TF Performance improvement

Mink · May 11, 2018, 1:14pm

Hi, how is it possible to speed up the TF process?

Situation: One 150Mb textfile calculate TF.

Workflow:
Flat File Document Parser then Number Filter then Punctuation Erasure then Stop Word Filter then Bag Of Words Creator this is very fast it takes 2-3 seconds but then TF Node takes over 10 hours.

The machine is used are a gaming computer.

What is a good way to speed up this execution?

Thank you!

Patrick1974 · May 13, 2018, 5:11am

Hey @Mink,

assumed you run Windows as OS, what does the task manager show about “Performance”?
Is the CPU at top or the disk I/Os or the Network…?
Depending on that info, the community could narrow down some optimization alternatives.

Kind regards,

Patrick.

Mink · May 14, 2018, 7:48am

Thanks for your answer. Ubuntu 16.04 i use. The cores usage are on 100%. In general what is a fast way to convert a big txt file like more GBs to a KNIME Document type? This takes very long too. The nodes between Flat File Document Parser and TF are fast. There are some settings to solve this?

RolandBurger · May 14, 2018, 8:14am

Hi Mink,

Please have a look at this blog post to get some pointers for performance tweaks: https://www.knime.com/blog/optimizing-knime-workflows-for-performance

If you haven’t increased the default memory allocated to KNIME, that should be your first step. In addition, you could try to narrow down your feature space even further. E.g., you could use as POS tagger node first, and then a Tag Filter to only select nouns.

Cheers,
Roland

Mink · May 15, 2018, 7:22am

Hi Roland. Thanks for your answer. I set the allocated memory to a higher size. But it’s still slow. I found a solution for a faster execution I split this 150Mb file to 3200 files and then the TF node takes 32min to execute. This works for my task. Thanks.

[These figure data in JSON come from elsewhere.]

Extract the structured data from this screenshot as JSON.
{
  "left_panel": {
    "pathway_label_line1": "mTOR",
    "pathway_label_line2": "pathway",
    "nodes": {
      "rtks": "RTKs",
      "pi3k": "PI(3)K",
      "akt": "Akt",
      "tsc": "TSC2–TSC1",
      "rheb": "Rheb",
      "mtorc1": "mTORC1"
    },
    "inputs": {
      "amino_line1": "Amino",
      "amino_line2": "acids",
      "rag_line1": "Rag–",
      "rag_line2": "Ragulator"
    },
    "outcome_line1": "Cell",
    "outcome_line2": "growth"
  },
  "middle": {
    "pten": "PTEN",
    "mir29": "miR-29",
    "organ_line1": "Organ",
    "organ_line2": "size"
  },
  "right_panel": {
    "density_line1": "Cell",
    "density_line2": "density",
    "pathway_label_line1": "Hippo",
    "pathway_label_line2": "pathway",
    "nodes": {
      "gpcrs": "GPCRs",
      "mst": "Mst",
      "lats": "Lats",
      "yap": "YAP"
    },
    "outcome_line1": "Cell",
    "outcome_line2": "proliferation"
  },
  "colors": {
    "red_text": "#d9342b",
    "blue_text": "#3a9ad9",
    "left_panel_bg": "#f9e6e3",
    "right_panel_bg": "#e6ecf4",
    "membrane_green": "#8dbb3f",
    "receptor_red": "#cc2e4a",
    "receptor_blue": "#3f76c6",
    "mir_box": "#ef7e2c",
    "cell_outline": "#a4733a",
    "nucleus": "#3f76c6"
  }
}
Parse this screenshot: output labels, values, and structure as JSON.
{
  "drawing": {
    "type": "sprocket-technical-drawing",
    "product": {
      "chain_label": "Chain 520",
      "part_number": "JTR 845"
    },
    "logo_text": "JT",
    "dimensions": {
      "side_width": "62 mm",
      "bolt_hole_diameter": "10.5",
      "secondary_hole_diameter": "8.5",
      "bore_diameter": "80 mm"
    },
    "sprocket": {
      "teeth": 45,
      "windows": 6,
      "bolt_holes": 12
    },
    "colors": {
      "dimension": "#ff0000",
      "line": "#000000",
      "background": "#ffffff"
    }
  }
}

Patrick1974 · May 16, 2018, 5:30am

Hey @Mink,

some quick questions so others might be able to re-use your approach:
Did you split the documents using node(s) and if so, could you post this workflow?
Do you run the documents through the TF nodes sequential or parallel? If in parallel, how many TF nodes do you run at the same time?

Kind regards,

Patrick

system · May 23, 2018, 5:33am

This topic was automatically closed 7 days after the last reply. New replies are no longer allowed.